The Ethical dilemma of having Betting Companies as Football Sponsors

12 June 2013 16:05

Top class football ceased to be all about the beautiful game a long time ago. Clubs are businesses first and foremost, even more so now with the new financial regulations reigning in spending by billionaires, (in theory at least), and so turning a profit has to be the first point of order. And so, gaining money from sponsorship has never been more important. However, the core value of the teams involved has to be competitive sportsmanship orientated around winning games and providing entertainment. Can these run parallel with making money, especially if one of the main contributors to a team is a betting agency with a vested interest in how the results pan out?

Actually, that was a touch naive. There are now bets available for every aspect of the game, rather than just the result. Amounts of corners, free kicks, who to score next, who to concede next. All of which earn money, or lose it, for said betting companies. Is it truly possible to believe that a company who has invested millions, would not at least be tempted to look at patterns, and then think, "We could make a large chunk of our investment back if X beats our sponsored Y by Z amount of goals".
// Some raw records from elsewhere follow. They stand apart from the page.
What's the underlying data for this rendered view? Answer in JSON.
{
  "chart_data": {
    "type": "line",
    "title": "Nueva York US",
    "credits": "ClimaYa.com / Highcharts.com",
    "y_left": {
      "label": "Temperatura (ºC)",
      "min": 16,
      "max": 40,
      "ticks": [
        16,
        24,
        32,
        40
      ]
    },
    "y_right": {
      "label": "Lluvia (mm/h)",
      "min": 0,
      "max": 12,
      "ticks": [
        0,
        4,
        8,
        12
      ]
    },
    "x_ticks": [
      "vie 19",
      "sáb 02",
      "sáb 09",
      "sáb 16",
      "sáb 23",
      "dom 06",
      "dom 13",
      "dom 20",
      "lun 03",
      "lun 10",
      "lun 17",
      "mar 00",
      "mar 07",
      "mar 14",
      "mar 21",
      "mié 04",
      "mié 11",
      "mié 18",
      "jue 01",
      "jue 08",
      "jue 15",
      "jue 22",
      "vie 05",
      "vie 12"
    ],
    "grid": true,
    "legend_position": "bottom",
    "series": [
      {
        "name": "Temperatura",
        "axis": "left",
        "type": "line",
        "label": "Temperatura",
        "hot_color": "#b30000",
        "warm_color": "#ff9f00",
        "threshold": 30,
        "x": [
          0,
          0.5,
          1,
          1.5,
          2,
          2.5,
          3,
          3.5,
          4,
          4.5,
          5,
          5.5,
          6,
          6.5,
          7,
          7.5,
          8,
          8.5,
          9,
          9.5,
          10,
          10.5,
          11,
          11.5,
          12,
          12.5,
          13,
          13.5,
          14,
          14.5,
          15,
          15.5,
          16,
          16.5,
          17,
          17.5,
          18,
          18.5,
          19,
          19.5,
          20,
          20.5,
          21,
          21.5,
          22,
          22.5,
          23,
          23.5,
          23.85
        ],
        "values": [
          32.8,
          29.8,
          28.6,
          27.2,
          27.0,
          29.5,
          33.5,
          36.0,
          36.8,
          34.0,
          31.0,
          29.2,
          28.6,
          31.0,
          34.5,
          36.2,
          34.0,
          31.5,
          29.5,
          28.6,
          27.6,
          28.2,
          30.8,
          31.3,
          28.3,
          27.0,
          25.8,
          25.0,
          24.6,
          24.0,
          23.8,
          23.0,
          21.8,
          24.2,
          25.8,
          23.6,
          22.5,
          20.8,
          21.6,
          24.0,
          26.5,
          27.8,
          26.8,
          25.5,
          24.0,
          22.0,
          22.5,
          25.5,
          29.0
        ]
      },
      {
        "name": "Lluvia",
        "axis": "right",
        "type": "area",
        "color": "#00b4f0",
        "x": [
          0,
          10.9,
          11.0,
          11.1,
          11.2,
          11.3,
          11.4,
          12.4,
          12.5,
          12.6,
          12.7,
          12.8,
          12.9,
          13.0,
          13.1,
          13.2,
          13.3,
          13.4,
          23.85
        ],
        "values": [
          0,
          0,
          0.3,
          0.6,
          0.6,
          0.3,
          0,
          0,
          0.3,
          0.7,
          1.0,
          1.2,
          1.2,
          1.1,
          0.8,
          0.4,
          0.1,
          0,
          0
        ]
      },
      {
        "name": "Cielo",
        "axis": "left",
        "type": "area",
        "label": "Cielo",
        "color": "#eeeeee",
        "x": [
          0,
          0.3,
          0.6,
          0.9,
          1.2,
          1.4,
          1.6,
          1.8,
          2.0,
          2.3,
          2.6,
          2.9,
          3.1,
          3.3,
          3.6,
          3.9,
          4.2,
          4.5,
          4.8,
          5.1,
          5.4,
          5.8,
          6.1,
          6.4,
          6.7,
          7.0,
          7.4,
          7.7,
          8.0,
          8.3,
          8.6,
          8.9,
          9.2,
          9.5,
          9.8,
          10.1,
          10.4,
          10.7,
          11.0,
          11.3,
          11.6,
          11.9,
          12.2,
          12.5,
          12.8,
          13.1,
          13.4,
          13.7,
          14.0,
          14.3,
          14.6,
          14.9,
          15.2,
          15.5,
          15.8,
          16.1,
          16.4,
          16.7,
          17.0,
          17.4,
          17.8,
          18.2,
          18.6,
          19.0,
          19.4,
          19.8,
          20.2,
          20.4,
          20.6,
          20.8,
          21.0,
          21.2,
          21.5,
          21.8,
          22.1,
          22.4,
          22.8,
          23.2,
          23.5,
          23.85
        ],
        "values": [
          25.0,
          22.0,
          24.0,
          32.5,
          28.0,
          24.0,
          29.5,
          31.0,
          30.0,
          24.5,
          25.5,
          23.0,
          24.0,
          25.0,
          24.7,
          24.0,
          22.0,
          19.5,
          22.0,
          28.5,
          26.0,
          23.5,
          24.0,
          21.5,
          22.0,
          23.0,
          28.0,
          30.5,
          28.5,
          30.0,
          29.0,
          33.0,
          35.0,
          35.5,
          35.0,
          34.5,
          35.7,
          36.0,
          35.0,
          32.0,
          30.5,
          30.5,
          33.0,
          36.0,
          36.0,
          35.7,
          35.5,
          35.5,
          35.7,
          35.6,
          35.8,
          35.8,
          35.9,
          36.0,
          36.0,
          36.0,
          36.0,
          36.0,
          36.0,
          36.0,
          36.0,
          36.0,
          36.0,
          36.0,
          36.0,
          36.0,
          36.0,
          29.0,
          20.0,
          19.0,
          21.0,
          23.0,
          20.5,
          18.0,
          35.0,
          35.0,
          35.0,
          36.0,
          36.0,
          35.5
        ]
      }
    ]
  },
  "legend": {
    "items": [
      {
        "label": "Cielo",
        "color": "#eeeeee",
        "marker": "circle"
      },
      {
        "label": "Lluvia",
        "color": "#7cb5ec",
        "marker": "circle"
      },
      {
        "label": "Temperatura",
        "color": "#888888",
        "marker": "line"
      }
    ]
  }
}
Given the report by Fifa's ethics chairman Hans-Joachim Eckert claiming Nicolas Leoz (Fifa's honorary president) had received bribes, and the state of various other sports regarding cheating, be it bribes, drugs, or in the case of rugby not that long ago, smuggling blood capsules onto the pitch to fake injury, surely using betting companies as sponsors has to be tempting fate when the rewards for foul play can swing the odds so dramatically in their favour and the business they're in isn't winning, but making money?